This year, as Fort Valley State University embarks on a transformative journey under the leadership of Dr. Paul Jones, students, faculty, staff, alumni and supporters acknowledge the legacy of eighteen men who envisioned an institution of excellence for students in middle Georgia. On Thursday, November 3, FVSU will celebrate its 76th annual Founders’ Day Convocation at 10:30 a.m. in the Cleveland W. Pettigrew Farm and Community Life Center. Classes are suspended from 9:30 a.m. until 1 p.m., to give faculty, staff and students an opportunity to attend this significant day in history.
The distinguished speaker is Dr. Elliot V. Troup, son of Cornelius V. Troup, second president of Fort Valley State College (1945-1966).

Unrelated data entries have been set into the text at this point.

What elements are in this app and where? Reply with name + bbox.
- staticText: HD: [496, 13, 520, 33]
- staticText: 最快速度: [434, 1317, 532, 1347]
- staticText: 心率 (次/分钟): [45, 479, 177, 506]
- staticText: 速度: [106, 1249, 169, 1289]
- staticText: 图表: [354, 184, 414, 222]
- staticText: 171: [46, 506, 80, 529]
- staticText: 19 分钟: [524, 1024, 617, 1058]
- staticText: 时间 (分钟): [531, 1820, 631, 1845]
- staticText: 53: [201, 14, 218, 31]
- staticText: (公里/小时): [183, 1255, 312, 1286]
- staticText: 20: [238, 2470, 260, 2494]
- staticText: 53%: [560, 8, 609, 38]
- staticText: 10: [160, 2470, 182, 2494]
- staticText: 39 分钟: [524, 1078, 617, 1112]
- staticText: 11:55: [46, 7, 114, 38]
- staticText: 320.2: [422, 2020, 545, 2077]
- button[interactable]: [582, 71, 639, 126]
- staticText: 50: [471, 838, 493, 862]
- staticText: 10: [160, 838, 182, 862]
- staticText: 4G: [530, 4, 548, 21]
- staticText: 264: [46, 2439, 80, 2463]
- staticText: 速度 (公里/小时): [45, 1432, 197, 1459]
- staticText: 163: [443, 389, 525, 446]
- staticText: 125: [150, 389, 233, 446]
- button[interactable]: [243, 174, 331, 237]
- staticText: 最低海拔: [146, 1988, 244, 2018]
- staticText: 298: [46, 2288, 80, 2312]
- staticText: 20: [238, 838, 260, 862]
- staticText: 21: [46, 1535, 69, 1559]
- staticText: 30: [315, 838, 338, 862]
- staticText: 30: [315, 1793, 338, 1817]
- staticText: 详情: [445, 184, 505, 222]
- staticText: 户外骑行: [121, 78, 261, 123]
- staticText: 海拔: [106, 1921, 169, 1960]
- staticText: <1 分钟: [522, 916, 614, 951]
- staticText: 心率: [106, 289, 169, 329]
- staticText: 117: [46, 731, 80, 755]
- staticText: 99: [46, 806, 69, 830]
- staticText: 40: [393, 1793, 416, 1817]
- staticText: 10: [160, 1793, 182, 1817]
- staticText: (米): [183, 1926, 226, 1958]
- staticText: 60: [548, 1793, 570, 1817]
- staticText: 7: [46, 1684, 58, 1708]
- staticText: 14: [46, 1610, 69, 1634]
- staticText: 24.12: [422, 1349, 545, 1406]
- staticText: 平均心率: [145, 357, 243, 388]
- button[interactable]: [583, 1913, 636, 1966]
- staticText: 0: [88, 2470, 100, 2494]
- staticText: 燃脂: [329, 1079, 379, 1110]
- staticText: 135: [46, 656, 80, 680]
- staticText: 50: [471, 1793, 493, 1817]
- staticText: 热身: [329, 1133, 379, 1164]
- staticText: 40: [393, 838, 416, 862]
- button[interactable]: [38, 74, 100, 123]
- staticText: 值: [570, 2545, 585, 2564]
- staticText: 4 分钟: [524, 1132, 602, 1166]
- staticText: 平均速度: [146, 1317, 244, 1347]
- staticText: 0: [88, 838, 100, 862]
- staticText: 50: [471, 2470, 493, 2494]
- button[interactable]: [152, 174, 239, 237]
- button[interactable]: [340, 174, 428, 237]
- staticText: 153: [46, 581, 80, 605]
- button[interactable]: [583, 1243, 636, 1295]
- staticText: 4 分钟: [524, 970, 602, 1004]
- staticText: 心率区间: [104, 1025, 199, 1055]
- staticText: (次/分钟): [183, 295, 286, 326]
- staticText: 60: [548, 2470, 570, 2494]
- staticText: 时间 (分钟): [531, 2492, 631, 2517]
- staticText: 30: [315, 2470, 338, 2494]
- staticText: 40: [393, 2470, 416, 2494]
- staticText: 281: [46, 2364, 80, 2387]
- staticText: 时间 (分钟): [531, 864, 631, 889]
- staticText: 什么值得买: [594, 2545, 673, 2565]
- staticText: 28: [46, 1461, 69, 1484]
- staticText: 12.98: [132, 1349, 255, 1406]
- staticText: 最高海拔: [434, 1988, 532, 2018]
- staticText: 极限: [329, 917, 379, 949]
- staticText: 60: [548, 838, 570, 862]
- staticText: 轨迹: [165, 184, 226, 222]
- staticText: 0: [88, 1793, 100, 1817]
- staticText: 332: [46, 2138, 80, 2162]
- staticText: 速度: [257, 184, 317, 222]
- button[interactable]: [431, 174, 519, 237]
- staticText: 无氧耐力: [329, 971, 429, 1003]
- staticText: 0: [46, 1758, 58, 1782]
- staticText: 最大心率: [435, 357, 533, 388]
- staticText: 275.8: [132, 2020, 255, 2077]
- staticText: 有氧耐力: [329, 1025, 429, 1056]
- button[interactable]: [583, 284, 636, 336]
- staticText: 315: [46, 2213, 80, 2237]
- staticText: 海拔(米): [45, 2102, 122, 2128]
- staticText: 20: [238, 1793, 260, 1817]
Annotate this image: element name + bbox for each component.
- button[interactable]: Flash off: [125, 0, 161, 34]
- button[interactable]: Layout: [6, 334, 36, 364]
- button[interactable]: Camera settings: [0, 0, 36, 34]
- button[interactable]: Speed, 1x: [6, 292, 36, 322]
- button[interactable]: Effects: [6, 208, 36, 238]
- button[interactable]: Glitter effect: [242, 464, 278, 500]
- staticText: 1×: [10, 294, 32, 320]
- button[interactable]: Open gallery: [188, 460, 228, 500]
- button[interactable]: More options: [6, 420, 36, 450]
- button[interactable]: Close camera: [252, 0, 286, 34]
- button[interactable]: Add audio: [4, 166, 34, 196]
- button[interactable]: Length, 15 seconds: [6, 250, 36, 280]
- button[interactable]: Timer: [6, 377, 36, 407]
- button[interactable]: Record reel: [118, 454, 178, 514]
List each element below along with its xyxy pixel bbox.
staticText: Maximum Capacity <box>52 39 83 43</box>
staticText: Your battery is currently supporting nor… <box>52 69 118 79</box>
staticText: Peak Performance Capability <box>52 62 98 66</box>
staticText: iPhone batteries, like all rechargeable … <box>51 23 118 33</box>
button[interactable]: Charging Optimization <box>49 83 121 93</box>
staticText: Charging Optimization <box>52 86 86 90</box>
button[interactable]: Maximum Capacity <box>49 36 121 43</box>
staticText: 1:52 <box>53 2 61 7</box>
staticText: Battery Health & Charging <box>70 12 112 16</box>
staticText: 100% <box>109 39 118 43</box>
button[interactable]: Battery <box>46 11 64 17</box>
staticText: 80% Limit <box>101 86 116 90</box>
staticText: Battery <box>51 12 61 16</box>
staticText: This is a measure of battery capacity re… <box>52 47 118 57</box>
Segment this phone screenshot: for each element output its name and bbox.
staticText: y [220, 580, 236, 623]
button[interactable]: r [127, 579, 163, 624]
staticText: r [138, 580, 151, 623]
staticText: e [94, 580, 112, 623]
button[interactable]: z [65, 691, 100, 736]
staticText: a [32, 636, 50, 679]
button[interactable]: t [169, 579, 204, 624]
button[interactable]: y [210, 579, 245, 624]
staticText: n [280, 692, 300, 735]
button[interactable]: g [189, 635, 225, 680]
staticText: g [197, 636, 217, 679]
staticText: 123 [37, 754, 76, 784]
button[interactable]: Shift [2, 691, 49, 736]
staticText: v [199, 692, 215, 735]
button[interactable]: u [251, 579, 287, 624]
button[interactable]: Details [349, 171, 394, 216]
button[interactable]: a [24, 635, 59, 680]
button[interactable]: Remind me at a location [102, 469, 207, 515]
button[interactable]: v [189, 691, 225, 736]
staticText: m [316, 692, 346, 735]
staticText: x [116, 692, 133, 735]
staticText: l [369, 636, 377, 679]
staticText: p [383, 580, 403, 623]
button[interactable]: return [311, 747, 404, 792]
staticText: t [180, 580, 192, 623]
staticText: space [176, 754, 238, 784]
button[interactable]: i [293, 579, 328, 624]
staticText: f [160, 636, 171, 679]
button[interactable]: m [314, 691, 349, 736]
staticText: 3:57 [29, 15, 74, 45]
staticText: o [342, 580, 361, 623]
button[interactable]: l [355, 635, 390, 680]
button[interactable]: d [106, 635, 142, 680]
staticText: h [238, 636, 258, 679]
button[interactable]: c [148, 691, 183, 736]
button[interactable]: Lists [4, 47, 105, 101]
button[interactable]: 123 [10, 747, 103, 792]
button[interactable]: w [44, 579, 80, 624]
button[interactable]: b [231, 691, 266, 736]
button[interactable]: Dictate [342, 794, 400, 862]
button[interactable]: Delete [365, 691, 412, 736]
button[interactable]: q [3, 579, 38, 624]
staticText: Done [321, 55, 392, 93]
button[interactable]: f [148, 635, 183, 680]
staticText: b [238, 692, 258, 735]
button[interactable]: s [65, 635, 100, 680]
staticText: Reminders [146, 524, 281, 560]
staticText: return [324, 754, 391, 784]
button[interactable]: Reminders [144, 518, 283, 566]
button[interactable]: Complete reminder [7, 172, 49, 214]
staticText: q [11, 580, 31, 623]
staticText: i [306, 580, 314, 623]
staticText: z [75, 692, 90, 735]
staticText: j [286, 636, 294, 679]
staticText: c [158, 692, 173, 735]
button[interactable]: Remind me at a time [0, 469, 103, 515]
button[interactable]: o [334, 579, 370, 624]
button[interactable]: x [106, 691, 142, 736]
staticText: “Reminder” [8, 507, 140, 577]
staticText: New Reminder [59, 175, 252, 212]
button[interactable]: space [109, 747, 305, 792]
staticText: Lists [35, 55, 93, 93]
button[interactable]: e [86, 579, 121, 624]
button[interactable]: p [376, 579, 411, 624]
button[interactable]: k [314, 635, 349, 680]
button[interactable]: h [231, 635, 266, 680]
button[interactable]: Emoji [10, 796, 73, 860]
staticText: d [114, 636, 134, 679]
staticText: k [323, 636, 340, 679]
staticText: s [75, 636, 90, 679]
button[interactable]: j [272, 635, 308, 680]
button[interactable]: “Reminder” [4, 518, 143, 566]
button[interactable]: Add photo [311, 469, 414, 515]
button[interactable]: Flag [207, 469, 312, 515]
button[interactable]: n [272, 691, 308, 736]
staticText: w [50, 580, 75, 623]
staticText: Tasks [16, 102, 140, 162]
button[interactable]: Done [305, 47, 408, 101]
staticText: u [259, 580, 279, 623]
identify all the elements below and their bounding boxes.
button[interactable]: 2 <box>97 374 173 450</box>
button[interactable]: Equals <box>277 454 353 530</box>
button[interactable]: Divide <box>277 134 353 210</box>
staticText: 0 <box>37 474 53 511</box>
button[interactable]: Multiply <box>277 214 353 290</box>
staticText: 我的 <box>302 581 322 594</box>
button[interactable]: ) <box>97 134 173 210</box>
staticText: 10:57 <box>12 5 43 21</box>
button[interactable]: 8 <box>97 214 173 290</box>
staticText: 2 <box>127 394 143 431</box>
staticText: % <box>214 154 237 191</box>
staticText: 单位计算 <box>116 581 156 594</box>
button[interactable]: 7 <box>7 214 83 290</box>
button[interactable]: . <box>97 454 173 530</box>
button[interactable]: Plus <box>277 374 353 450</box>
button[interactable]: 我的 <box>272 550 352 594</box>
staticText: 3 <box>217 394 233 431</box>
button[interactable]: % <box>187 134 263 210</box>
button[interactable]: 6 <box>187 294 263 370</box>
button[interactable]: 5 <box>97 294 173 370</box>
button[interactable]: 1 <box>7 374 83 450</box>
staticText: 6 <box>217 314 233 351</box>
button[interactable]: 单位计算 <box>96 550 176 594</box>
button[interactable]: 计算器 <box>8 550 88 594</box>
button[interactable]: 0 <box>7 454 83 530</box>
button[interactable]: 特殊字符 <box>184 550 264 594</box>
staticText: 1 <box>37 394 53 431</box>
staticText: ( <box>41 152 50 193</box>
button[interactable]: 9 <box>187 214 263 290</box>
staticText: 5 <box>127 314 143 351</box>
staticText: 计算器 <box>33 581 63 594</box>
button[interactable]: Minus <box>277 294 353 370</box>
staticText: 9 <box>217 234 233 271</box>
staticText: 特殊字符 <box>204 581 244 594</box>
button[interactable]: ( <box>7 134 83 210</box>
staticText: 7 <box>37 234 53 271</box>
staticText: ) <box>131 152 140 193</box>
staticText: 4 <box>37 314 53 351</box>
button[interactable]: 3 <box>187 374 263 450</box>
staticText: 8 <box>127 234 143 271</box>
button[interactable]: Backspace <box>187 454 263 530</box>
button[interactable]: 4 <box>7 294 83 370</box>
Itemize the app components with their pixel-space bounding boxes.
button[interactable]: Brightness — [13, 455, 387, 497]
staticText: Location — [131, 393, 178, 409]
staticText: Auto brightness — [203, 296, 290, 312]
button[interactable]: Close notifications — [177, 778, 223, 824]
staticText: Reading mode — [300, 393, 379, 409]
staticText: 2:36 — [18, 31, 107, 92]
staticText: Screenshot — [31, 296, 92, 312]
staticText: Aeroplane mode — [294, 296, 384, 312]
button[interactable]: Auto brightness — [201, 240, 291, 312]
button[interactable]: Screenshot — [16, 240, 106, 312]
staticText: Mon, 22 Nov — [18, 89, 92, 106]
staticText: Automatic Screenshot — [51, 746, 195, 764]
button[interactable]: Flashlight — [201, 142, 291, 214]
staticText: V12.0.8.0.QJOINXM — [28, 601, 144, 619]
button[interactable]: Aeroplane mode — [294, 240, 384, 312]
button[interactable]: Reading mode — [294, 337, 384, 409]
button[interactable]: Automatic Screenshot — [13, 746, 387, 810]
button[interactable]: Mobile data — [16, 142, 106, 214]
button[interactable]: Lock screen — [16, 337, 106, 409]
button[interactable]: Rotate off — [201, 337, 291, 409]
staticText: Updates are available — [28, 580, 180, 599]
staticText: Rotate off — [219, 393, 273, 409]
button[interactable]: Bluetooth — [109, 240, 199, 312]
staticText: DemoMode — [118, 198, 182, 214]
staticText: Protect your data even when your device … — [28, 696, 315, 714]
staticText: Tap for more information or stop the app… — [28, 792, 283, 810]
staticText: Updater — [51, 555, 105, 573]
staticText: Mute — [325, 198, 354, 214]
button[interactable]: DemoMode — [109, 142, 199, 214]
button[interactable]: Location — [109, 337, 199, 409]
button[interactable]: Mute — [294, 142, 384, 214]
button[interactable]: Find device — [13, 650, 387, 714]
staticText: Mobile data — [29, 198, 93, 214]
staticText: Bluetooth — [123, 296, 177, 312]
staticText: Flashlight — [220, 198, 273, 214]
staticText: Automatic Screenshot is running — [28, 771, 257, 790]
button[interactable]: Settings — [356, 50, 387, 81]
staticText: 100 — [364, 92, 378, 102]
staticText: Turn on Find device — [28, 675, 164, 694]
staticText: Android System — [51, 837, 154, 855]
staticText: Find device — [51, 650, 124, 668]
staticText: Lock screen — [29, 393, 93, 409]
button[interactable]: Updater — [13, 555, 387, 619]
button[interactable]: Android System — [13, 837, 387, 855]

Dr. Troup is a retired ophthalmologist (eye specialist) in Saint Paul, Minn, graduating from Meharry Medical College in 1963. He operated a private practice from 1969 to 2006.
“I know FVSU has grown over the years. Since my last visit 10 years ago, I expect that I would not recognize much of the campus anymore. I have been told that it has grown tremendously,” said Troup.
Dr. Troup’s father played a significant role in sculpting Fort Valley State into the historical institution it is today. C.V. Troup was an accomplished author, poet, educator, administrator, leader and humanitarian.
Dr. Berlethia Pitts, chair of FVSU’s Department of English and Foreign Languages and Founders’ Day Convocation committee chair, said, “Founders’ Day is one of, if not the most, important events we celebrate on the FVSU campus. Without the collaborative and selfless efforts of our 18 founding fathers, there would be no graduations, honors convocations, homecomings, alumni chapters, etc.”
The purpose the convocation is to remember and show gratitude to the men who helped the university get its start. The first convocation was held on the birthday of Fort Valley High and Industrial School’s second principal, Henry A. Hunt, October 10, 1940. The event marked a time to remember Hunt and the campus’ founders. Scholar and activist W.E.B. Du Bois gave the inaugural address entitled, “The Significance of Henry A. Hunt.” After the death of Henry Hunt’s wife, Florence Johnson-Hunt, Founders’ Day also became a time to remember her.
In 1940, Sophia Moore, an FVSU employee, started the tradition of remembering the old days, where she recounted the history of the university. During the tenure of Fort Valley State president W.W. E. Blanchet’s term, there were two separate days celebrated for the university’s founders. In the 1970s, the days merged into one memorial.
According to Pitts, FVSU owes its existence today to the foundation established in 1895 by Charlie A. Anderson, Gideon Barnett, Stephen Elisha Bassett, Allen Cooper, John Wesley Davison, Peter Fann, Francis W. Gano, Jon Howard Halle, David Jones, J.R. Jones, D.L. Lawrence, Henry Lowman, Thomas A. McAfee, James Isaac Miller, Alfonso Nixon, Lee O’Neal and Thomas W. Williams.
Following the program, guests march to Memorial Circle, near the historic quadrangle and lay a wreath at the graves of Fort Valley High and Industrial School Principal Henry A. Hunt and his wife, Florence.